If your fleet maintenance is carried out by an external provider, a separate legal entity, it is easy to think of your contractor as remote and not part of your legal responsibility to maintain fit and serviceable vehicles on the road – but this is not the case writes Tim Ridyard.
Having the soundest maintenance regime is key to safe and efficient fleet operations and the preservation of the Operator’s Licence, without which the business cannot function. The maintenance provider may often be external provider or an internal resource or a combination. From an operator licensing point of view it matters not: the standard to be achieved is the same and, to quote IRTE, whilst “vehicle operators can sub-contract their vehicle inspection, repair and maintenance, they cannot sub-contract their responsibilities for vehicle road worthiness.”
So, how best to manage your maintenance contractors to ensure the correct standards are reached? And what are the risks of non-compliance?
A failure to manage internal and/or external maintenance providers properly adversely affects the Operator’s Licence and makes no business sense:
Transport Managers who fail to manage contractors properly despite their ‘continuous and effective’ obligation also risk personal action being taken against their good repute and professional competence The recent revisions to the Senior Traffic Commissioner Statutory Documents continue to emphasise the importance of the Transport Manager role and how operators and they will be expected to demonstrate continuing professional development e.g. appropriate 2 day refresher training evidenced at certain trigger points such as 5-year Licence renewals.
Operators (and TMs) need to consider the consequences of failure to manage contractors properly. A very extreme example of mismanagement occurred in the multiple fatality Bath Tipper case where the contractor’s work was wholly inadequate over an extended period of time, totally unchecked by the operator. Such cases are relatively rare and gross negligence manslaughter is only proved where the negligence is extreme and there has been the creation of obvious risks. It is still a wake-up call.
Poor maintenance work is more commonly likely to lead to roadside fixed penalties imposed on drivers (that feed back to the Traffic Commissioner) or prosecution by DVSA / police for C & U offences all of which are notifiable and impact on OCRS figures.
There are now also draconian health and safety fines imposed following the change in sentencing guidelines in February 2016. Operators need to have proper arrangements in place for maintenance contractors who carry out their work on-site, as well as arrangements for own staff. An external contractor working at the operator’s site can be regarded in law as being part of the operator’s undertaking where something goes wrong, meaning all can be prosecuted.

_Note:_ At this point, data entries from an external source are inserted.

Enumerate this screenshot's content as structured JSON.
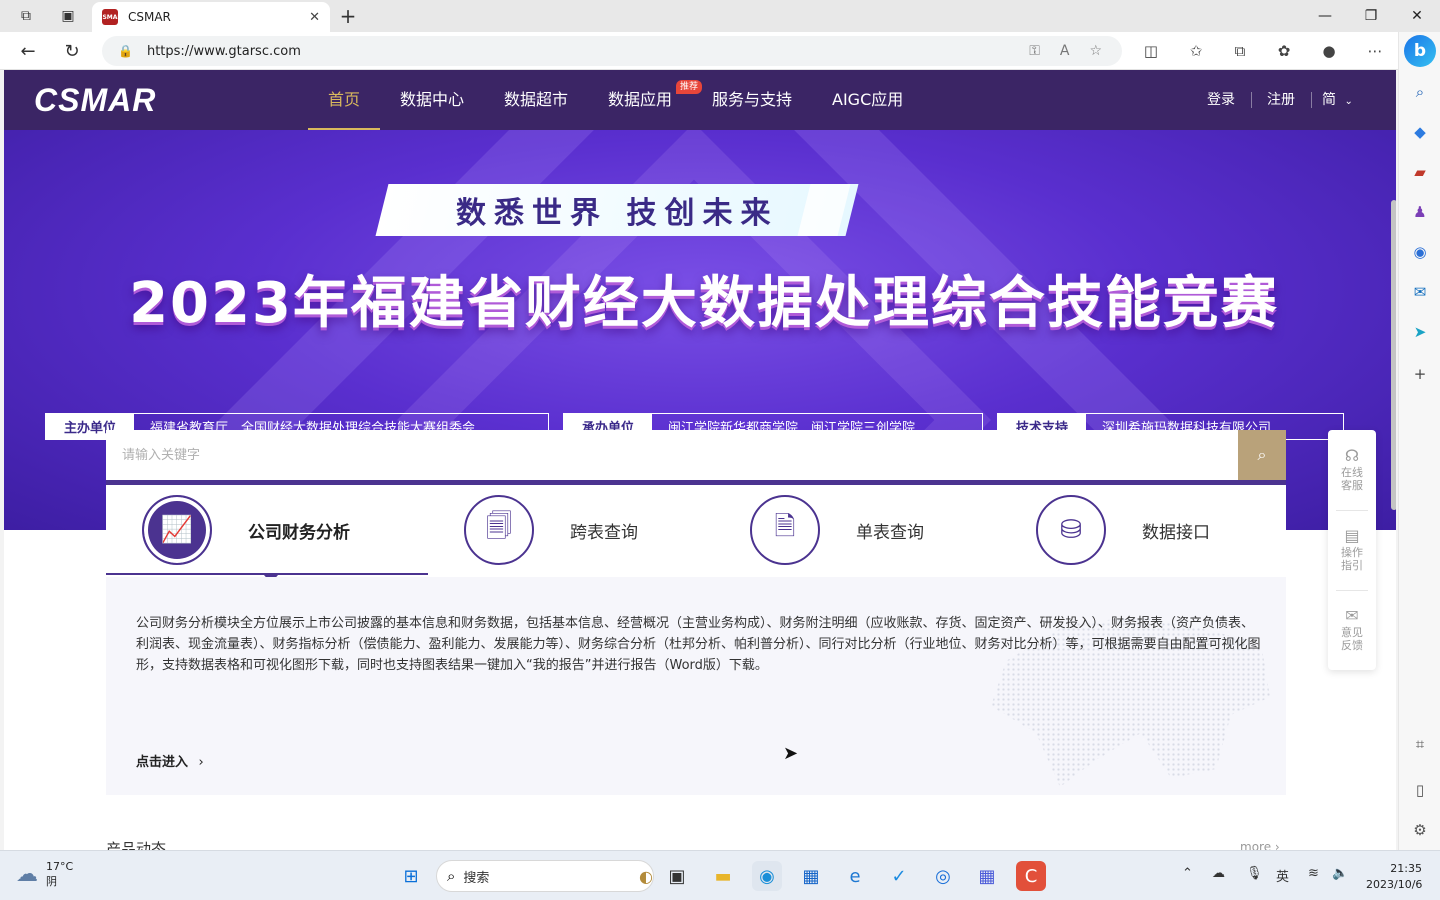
{
  "browser": {
    "tab_title": "CSMAR",
    "favicon_text": "CSMAR",
    "url": "https://www.gtarsc.com"
  },
  "site": {
    "logo": "CSMAR",
    "nav": [
      "首页",
      "数据中心",
      "数据超市",
      "数据应用",
      "服务与支持",
      "AIGC应用"
    ],
    "nav_badge": "推荐",
    "login": "登录",
    "register": "注册",
    "language": "简"
  },
  "banner": {
    "slogan": "数悉世界 技创未来",
    "headline": "2023年福建省财经大数据处理综合技能竞赛",
    "orgs": [
      {
        "label": "主办单位",
        "text": "福建省教育厅　全国财经大数据处理综合技能大赛组委会"
      },
      {
        "label": "承办单位",
        "text": "闽江学院新华都商学院　闽江学院三创学院"
      },
      {
        "label": "技术支持",
        "text": "深圳希施玛数据科技有限公司"
      }
    ]
  },
  "search": {
    "placeholder": "请输入关键字"
  },
  "features": {
    "tabs": [
      "公司财务分析",
      "跨表查询",
      "单表查询",
      "数据接口"
    ],
    "description": "公司财务分析模块全方位展示上市公司披露的基本信息和财务数据，包括基本信息、经营概况（主营业务构成）、财务附注明细（应收账款、存货、固定资产、研发投入）、财务报表（资产负债表、利润表、现金流量表）、财务指标分析（偿债能力、盈利能力、发展能力等）、财务综合分析（杜邦分析、帕利普分析）、同行对比分析（行业地位、财务对比分析）等，可根据需要自由配置可视化图形，支持数据表格和可视化图形下载，同时也支持图表结果一键加入“我的报告”并进行报告（Word版）下载。",
    "enter_link": "点击进入"
  },
  "next_section": {
    "title": "产品动态",
    "more": "more"
  },
  "float_tools": [
    "在线客服",
    "操作指引",
    "意见反馈"
  ],
  "taskbar": {
    "weather_temp": "17°C",
    "weather_desc": "阴",
    "search_label": "搜索",
    "ime": "英",
    "time": "21:35",
    "date": "2023/10/6"
  },
  "colors": {
    "header_bg": "#3b2565",
    "accent_gold": "#d9b95d",
    "feature_purple": "#4b3390",
    "search_btn": "#b9a27a"
  }
}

Appointing a contractor calls for a thorough due diligence procedure. This must include: meeting the contractor; inspecting facilities: information about annual test performance: qualifications of workshop staff (IRTE qualified); is workshop IRTE-accredited; contractor knowledge base; understanding of Traffic Commissioner e.g. re brake testing; proper insurances in place? (The HSE recently successfully prosecuted a maintenance provider for failure to have employer liability insurance.)
The Operator must have a contract with every maintenance provider listed on the operator’s licence but is it adequate? A more detailed contract may be better so that there is a measuring stick and clarity in the event of any dispute. The operator may wish to include a schedule of service standards and expectations e.g. relating to test history and production of information and prompt paperwork.

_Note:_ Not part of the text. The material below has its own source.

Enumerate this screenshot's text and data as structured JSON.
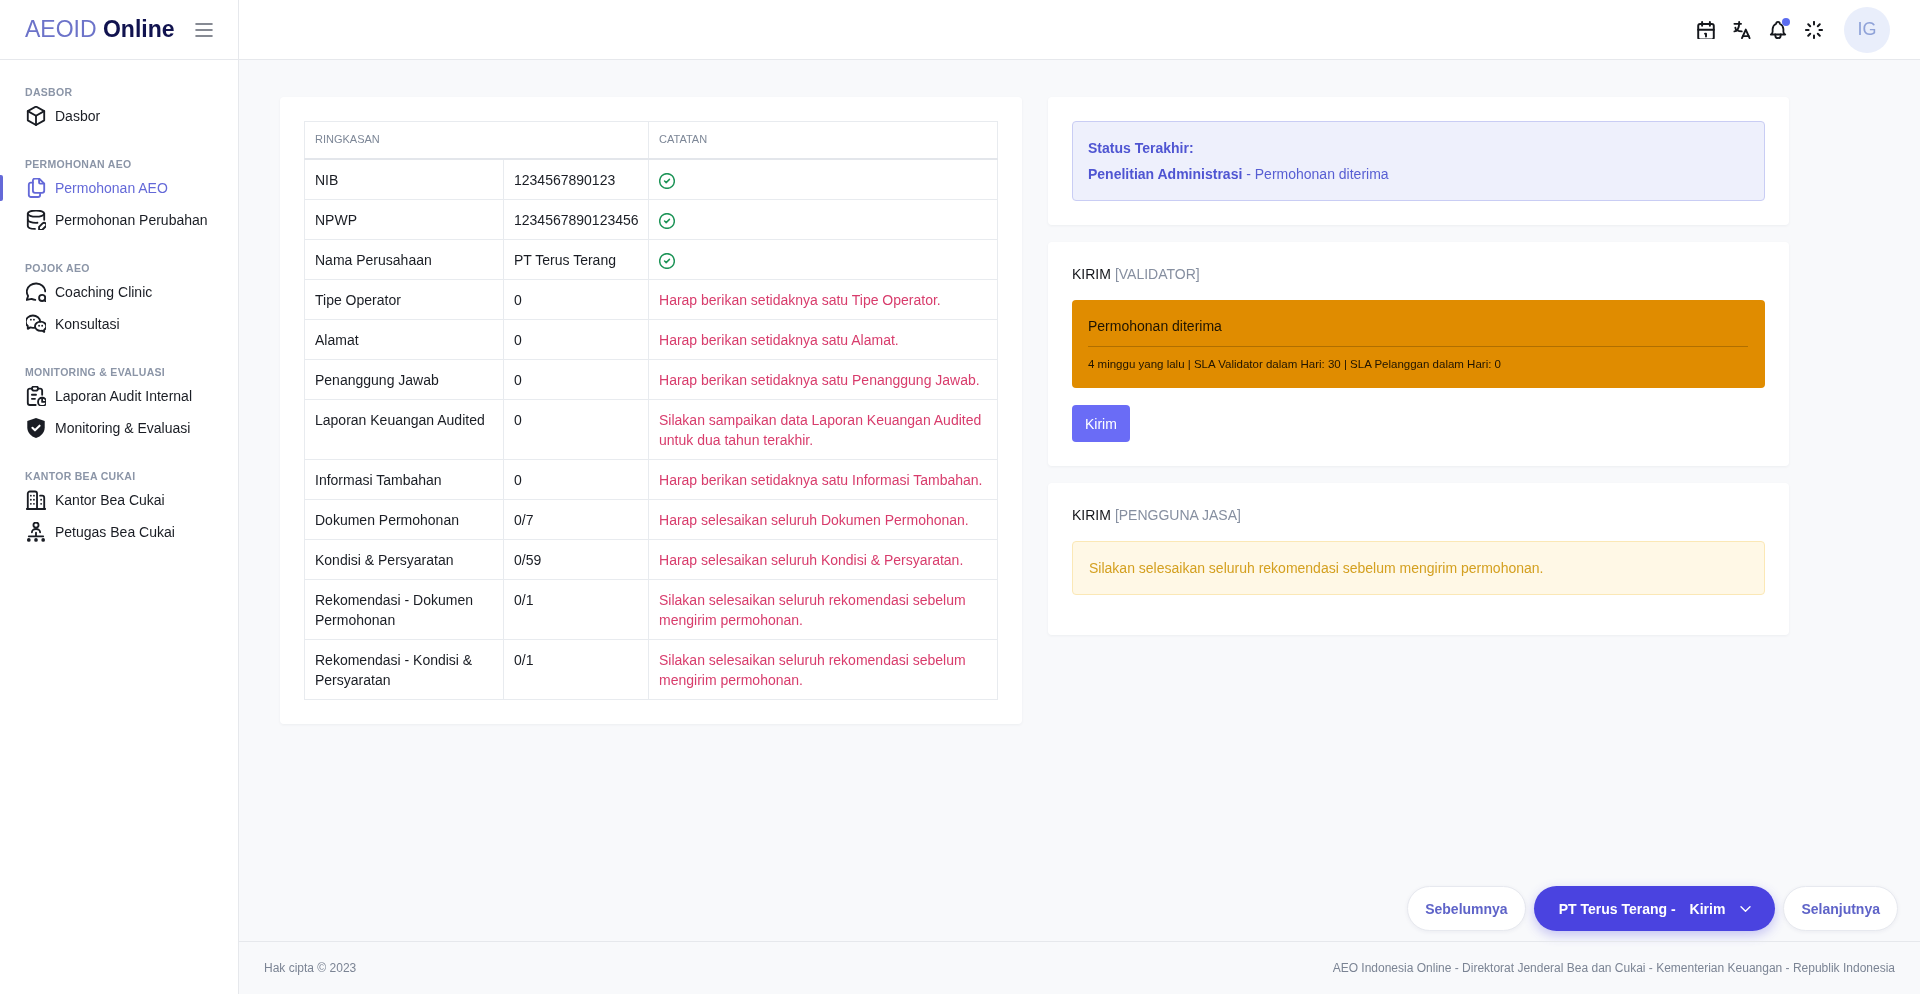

Operators must demand from the maintenance contractor prompt production of paperwork and information relating to inspections and test presentations. They must inform the operator of adverse and unusual events. Operators themselves should keep detailed records of communications and correspondence/telephone calls with their maintenance providers.
Paperwork / IT
All records and documentation provided by maintenance providers must be inspected by the operator and this is in fact an auditing of the contractor by the operator. It must be complete on up-to-date documentation – not ones with obsolete IM numbers printed years ago. Failings need to be rigorously chased by the operator. Incomplete documentation may mean that the work was carried out but recorded - or it was not actually carried out at all.
At all times the operator must expect the very highest standard of workmanship with an excellent test history and an absence of issues leading to prohibitions or test failures/PRS. The risk here is for the operator to allow the odd failure or mishap to go unmarked or unactioned. However, these “own goals” accumulate and lead to problems such as the reluctance of the Traffic Commissioner to grant a licence increase given an apparent poor or mediocre standard.
The knowledge pre-requisite
All the above depends on the operator and, crucially, the Transport Manager understanding what is expected and keeping completely up to date. Every single legal change, DVSA policy announcement or other relevant events should trigger the thought: how does this affect our maintenance regime and is our provider aware? After all, how can the maintenance provider be managed if it not known what is expected of them! Many changes came into force in May 2018 including a revised DVSA Guide to Maintaining Roadworthiness (to be updated this autumn). But how many operators processed all this material and proactively checked their maintenance contractors’ awareness?
By proper constant and proactive policing of maintenance providers (including those in-house) the crucial operator’s licence can be preserved and criminal liability can also be avoided. It also makes good business sense.